Durante un bueno puñado de años, Stephen Sommers fue la gran esperanza del blockbuster. En el año 1999 colocó su fabulosa visión de 'La Momia' entre los 10 más taquilleros, recaudando muy poco por debajo de casi todas las demás salvo 'El sexto sentido' y 'La guerra de las galaxias. Episodio I: La amenaza fantasma', que se lo llevó todo. Hoy casi nadie se acuerda de sus méritos, siendo esta increíblemente desenfadada 'G.I. Joe' la última de sus grandes intentonas.
El rey de la fiesta
Una película sobre una franquicia como G.I. Joe solo podría dar lugar a una historia sobrecargada donde la más mínima trama de guión únicamente sería un pretexto para colocar a los personajes en su respectivo lugar antes del siguiente combate titánico. Y eso es exactamente lo que ofrece Sommers durante las palomiteras dos horas de película.
De hecho, aunque parezca una tontería, el director de 'Deep Rising (El misterio de las profundidades)' depura lo que Steven Spielberg y Michael Bay habían realizado en 'Transformers' un par de años antes. Buen cine desde la premisa menos favorable. No era una casualidad que ese verano la segunda película de los coches robóticos de otro planeta y los soldaditos compartieran cartelera.

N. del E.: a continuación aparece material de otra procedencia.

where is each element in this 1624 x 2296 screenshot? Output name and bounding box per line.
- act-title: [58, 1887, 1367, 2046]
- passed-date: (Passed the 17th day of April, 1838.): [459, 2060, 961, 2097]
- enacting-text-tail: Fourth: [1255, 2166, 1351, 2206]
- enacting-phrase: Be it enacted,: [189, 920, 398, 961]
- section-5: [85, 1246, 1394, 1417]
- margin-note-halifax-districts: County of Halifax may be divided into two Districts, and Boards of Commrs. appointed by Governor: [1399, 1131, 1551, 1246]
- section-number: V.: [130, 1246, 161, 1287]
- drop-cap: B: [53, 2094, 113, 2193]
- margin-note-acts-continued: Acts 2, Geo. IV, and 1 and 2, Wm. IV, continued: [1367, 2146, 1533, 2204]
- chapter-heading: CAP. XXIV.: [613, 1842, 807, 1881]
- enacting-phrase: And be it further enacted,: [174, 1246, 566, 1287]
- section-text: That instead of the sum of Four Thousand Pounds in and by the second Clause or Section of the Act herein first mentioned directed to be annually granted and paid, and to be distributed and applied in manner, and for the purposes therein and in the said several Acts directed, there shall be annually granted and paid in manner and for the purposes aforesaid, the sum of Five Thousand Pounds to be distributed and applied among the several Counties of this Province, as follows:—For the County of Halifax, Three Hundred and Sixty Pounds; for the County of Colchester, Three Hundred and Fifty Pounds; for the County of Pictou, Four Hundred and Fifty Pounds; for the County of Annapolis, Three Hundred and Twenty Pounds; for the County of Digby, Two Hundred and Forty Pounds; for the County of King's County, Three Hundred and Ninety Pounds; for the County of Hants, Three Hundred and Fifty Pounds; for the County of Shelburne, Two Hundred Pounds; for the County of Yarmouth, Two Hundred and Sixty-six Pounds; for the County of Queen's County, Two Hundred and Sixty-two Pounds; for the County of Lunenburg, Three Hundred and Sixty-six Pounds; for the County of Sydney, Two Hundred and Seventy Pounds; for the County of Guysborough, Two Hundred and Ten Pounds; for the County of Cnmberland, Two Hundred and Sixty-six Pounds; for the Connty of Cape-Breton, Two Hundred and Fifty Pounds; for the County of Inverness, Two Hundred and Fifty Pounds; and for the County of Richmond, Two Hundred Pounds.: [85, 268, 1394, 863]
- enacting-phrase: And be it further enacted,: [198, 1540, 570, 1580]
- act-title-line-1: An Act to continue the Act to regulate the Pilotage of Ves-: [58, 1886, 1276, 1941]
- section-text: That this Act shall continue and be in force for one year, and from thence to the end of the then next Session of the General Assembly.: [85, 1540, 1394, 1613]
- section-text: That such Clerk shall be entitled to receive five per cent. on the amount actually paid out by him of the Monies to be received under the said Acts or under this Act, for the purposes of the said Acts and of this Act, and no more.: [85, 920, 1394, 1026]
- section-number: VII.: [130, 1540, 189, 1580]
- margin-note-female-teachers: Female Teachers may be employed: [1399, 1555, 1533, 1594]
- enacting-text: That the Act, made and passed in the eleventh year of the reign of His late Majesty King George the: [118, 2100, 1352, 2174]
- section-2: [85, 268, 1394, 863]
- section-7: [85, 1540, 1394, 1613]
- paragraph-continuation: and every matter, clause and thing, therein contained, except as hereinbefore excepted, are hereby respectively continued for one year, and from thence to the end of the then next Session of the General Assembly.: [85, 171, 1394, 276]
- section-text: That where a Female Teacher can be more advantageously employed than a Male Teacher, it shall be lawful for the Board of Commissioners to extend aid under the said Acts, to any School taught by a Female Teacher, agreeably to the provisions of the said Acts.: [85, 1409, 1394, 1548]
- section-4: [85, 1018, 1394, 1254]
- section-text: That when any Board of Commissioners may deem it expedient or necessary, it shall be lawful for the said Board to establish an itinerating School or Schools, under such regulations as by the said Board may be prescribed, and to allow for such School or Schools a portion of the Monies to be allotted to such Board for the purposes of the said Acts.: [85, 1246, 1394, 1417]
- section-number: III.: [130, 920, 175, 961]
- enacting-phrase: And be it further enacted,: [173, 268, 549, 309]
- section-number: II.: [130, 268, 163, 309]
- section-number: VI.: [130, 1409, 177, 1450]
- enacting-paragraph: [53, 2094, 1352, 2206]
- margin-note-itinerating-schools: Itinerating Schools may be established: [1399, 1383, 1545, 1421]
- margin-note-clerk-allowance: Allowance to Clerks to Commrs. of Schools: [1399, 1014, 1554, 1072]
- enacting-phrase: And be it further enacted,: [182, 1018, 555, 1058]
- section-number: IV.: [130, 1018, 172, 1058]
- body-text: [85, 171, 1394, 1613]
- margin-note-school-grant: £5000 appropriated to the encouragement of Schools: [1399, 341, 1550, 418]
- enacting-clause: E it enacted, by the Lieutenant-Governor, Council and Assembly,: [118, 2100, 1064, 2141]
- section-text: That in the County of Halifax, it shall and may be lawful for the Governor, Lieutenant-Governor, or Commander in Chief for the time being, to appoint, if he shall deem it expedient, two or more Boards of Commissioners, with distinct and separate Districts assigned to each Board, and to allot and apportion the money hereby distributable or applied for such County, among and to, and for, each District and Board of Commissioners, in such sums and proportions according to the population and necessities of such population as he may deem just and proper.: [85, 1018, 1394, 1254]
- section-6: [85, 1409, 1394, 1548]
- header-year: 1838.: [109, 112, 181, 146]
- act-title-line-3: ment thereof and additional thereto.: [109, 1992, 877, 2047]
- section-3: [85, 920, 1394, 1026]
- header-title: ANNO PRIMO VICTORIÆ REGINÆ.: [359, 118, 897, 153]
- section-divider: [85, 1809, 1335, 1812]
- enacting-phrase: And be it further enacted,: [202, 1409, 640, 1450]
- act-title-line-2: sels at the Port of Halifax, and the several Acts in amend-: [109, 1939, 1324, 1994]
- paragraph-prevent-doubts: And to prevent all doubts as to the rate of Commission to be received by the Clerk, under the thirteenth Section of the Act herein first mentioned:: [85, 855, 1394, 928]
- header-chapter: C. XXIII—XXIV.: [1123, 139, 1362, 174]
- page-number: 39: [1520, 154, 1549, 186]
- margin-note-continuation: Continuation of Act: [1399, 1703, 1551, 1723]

La película, con un reparto muy interesante (Channing Tatum, Sienna Miller, Joseph Gordon-Levitt, Christopher Eccleston, Dennis Quaid), conseguía trasladar el espíritu de los personajes a la gran pantalla, jugando con los recuerdos del espectador y tonteando con la incredulidad de los neófitos. Pero una incredulidad buena. ¿Cuántas pelis vemos al año que solo estén pendientes de contagiarte ganas de fiesta? Todos se meten en su papel con seriedad, a tope, completamente involucrados con su personaje. Todo esto hace que el encanto de la película sea aún mayor.
G.I. Joe es una película deliberadamente kitsch: del villano estereotipado al máximo hasta el negro bromista. Los guiños a James Bond, Star Wars o incluso 'Starship Troopers' también están a la orden del día. Este ascenso de Cobra se situaba de una manera alucinada entre la acción moderna (como puede ser la saga de 'Fast & Furious') y la animación, casi como una versión fotorrealista de la serie de animación de los 80.
Sobrada de efectos especiales espectaculares, a todo color, nos lleva de la mano en un viaje donde las armas de "plasma" que destruyen submarinos y helicópteros están a la orden del día. 'G.I. Joe' no busca la ruptura de la incredulidad: la destruye.
Sommers era el hombre ideal para llevar esta misión, pero no solo por el gran éxito de sus aventuras arenosas con el gran Brendan Fraser. Recordemos que la secuela de 'El regreso de la momia' dio incluso más dinero. 'Van Helsing' o la aventura marítima protagonizada por Treat Williams eran trabajos de un cineasta que iba a por todas sin mirar atrás, sin miedo al ridículo. Era el director perfecto para hacer esta película.
'G.I. Joe' costó la friolera de 175 millones de dólares, una auténtica locura para una película que era un verdadero enigma. Recaudó 300 millones, 150 en su casa y otros tantos en el resto del mundo. Nada mal, pero tal vez insufuciente. Fue la decimosexta película de ese año en USA, casi casi empatada con... 'Fast & Furious: Aún más rápido (A todo gas 4)'.
Siempre con un pie en el acelerador y el otro en la desvergüenza más sana, la película de Stephen Sommers fue un incomprendido soplo de aire fresco. Aunque es posible que la mayor parte de esa incomprensión hiciera más daño entre el público que entre los medios especializados. Tal vez por eso mismo su secuela, 'G.I. Joe: La venganza', hizo algo más de dinero con muchas menos ideas y sin sentido del humor. Fue entonces cuando los blockbusters dejaron de ser tan divertidos porque en realidad solo empezaban a ofrecer lo que la audiencia pedía: más de lo mismo, pero peor.